Among all the expatriates she has helped, Ranjini found the Americans the most adventurous. "They are always willing to learn more about India, the Indian people and culture. Those from East Asia are introverted, they prefer to remain with their own group of people."

Ranjini says poverty disturbs the expatriates so much that all of them search for voluntary organisations where they can donate money. A client of Ranjini has adopted a school, another paints schools on weekends and another collects money to pay for the education of street children.

Will and Dorrey go to a fishermen's village on weekends and distribute biscuits, fruit and toys to the poor kids. "The kids have become our good friends now. We have readjusted our thinking so much that the chaos on the roads also does not bother us now," says Dorrey.

"Experiencing India through the bombardment of all the senses is quite different. They get the fragrance of jasmine from the same streets that emit foul smells of open sewers. It takes at least six months for them to get over what we call "the culture shock," says Ranjini.
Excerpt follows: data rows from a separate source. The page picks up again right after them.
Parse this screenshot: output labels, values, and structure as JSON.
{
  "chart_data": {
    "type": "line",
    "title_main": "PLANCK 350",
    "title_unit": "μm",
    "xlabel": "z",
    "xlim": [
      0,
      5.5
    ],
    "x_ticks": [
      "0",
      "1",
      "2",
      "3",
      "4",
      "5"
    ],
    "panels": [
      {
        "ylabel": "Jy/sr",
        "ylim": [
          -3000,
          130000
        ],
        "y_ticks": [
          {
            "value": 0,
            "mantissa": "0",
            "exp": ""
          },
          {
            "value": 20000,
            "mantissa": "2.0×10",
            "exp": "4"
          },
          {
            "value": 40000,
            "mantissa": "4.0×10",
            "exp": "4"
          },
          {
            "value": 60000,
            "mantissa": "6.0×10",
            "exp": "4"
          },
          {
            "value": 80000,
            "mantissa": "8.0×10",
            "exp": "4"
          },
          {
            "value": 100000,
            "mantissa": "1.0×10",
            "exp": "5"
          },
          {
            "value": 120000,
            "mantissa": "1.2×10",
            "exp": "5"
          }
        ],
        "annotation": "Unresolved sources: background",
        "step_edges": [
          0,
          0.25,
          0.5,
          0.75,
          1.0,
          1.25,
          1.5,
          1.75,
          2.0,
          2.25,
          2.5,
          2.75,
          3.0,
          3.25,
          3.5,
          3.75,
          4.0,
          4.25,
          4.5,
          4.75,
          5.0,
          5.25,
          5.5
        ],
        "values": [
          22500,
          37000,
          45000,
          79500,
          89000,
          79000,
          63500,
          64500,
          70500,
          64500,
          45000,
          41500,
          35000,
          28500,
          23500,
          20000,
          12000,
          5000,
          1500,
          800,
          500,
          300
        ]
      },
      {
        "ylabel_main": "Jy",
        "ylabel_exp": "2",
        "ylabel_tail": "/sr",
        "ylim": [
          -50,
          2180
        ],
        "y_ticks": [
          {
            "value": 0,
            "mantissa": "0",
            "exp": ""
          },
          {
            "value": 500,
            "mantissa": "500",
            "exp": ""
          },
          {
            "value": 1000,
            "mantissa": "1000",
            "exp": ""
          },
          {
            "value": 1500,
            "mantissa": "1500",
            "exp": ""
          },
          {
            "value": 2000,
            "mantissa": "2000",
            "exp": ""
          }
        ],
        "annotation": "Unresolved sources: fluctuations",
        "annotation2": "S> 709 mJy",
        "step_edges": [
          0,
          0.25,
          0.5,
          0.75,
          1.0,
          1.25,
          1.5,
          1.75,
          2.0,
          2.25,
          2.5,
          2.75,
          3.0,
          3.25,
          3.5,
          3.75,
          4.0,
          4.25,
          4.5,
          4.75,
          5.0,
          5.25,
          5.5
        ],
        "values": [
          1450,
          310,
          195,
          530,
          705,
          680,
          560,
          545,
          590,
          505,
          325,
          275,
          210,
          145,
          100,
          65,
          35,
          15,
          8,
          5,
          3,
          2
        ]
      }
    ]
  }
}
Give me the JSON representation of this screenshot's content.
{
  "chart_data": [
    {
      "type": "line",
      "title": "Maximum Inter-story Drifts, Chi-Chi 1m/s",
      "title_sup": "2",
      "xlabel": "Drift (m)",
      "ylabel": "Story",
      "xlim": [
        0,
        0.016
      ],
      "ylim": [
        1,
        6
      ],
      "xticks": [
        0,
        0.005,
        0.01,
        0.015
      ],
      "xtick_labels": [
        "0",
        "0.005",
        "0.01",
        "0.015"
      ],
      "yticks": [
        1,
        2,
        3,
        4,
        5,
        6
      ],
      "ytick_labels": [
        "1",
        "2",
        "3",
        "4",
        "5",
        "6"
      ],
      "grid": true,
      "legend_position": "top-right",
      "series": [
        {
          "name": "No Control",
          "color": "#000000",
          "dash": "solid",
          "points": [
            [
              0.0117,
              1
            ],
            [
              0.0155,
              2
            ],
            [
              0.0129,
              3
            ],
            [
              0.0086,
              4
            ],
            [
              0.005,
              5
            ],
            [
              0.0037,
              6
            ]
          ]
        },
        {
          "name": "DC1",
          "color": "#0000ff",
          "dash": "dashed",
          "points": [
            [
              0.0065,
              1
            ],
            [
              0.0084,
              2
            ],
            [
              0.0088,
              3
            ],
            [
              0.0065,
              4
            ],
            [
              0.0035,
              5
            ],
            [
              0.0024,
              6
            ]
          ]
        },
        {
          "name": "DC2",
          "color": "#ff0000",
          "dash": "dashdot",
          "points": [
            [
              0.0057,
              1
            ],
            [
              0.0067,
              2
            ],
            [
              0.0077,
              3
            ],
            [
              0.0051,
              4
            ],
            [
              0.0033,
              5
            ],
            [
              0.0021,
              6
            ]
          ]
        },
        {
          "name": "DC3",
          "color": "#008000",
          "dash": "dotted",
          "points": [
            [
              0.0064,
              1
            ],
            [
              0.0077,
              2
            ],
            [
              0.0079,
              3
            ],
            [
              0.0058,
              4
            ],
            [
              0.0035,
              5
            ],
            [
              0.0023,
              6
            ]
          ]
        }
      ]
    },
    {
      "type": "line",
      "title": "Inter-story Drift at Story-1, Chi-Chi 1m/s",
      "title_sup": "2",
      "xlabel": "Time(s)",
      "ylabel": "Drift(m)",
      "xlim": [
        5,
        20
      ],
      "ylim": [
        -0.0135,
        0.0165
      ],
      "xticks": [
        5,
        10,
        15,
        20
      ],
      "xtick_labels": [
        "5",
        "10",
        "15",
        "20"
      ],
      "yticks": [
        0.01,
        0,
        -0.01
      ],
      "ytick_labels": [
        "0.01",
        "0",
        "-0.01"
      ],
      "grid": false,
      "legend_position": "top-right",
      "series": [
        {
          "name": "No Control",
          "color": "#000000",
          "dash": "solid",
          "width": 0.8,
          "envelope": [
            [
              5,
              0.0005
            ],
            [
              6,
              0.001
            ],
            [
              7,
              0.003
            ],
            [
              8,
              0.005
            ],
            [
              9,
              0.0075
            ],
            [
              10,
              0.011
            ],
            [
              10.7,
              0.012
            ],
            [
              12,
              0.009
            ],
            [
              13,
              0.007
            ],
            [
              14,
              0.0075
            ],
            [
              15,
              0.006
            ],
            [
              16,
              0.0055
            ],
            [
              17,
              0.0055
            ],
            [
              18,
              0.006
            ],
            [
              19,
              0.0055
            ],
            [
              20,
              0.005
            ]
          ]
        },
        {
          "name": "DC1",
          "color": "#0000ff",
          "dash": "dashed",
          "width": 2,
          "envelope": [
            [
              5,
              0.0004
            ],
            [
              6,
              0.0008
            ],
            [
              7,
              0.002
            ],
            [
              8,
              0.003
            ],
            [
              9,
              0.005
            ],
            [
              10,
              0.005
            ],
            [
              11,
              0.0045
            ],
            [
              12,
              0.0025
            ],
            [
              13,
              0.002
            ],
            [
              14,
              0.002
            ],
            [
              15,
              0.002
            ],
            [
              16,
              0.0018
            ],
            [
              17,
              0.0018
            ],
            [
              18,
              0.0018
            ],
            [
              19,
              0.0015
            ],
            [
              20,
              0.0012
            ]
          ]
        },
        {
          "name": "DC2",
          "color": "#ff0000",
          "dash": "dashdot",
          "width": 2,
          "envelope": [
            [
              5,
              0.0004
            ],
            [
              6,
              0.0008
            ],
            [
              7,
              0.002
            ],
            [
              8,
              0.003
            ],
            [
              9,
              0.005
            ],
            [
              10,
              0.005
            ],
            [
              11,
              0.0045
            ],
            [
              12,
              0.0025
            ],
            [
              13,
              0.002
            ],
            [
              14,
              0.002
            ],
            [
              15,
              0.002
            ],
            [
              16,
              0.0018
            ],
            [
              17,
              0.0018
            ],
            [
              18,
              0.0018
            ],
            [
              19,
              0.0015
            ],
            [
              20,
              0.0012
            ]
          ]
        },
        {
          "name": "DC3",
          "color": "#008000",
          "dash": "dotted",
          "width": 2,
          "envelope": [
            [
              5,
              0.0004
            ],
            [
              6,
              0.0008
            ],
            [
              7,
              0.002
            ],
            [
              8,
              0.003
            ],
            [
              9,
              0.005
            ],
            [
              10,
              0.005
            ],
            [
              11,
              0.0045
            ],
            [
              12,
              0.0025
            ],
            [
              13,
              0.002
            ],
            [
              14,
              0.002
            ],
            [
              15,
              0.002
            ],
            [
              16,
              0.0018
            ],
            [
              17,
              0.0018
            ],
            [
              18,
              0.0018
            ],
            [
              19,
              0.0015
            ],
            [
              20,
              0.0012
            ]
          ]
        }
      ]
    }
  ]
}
But to the English woman Ingrid Briggs, it took only two weeks to get over the culture shock. She had the advantage of having lived in much more difficult situations in Poland and Moscow. She and her husband had visited the northern part of India as backpack tourists. "We were very, very excited to come to India as things were very depressing in Moscow."

She elaborates: "Business establishments were being closed almost every day and people were leaving Moscow. It is much nicer to be living here as an expat than walking in the sun and exploring the land as a tourist!"

She is all praise for GA. "This is my third move. Nowhere did I get this kind of service, not in Warsaw, not in Moscow. In Madras, everything is easier. I'm leading a normal life."

Maureen of Canada was apprehensive before she set her foot in India. She and her family moved to India "on the spur of a moment", without even proper hotel booking. GA was of immense help, she says. So helpful, life seems beautiful in India. "Perhaps, I might need a 'going back adjustment' when I have to return."

Once they settle down, foreign executives fall in love with South India and its traditions Martina Mansoat of Switzerland came to India when Bayer, the pharmaceutical company, transferred her husband. She had problems in communicating with others due to her accent and poor grasp of the Indian languages. But the "private problem" never bothered her. Life in Nigeria, their earlier posting, was worse. GA made their life in India better.

The expats agree on one point: "South Indians are a friendly, warm and hospitable lot." The expats arrive with fears and anxiety writ large on their minds, but at the time of leaving, they wish their stay were longer, after being bowled over by the famous South Indian hospitality.

So much so that these expats would rather move back to their home countries than any other region within India.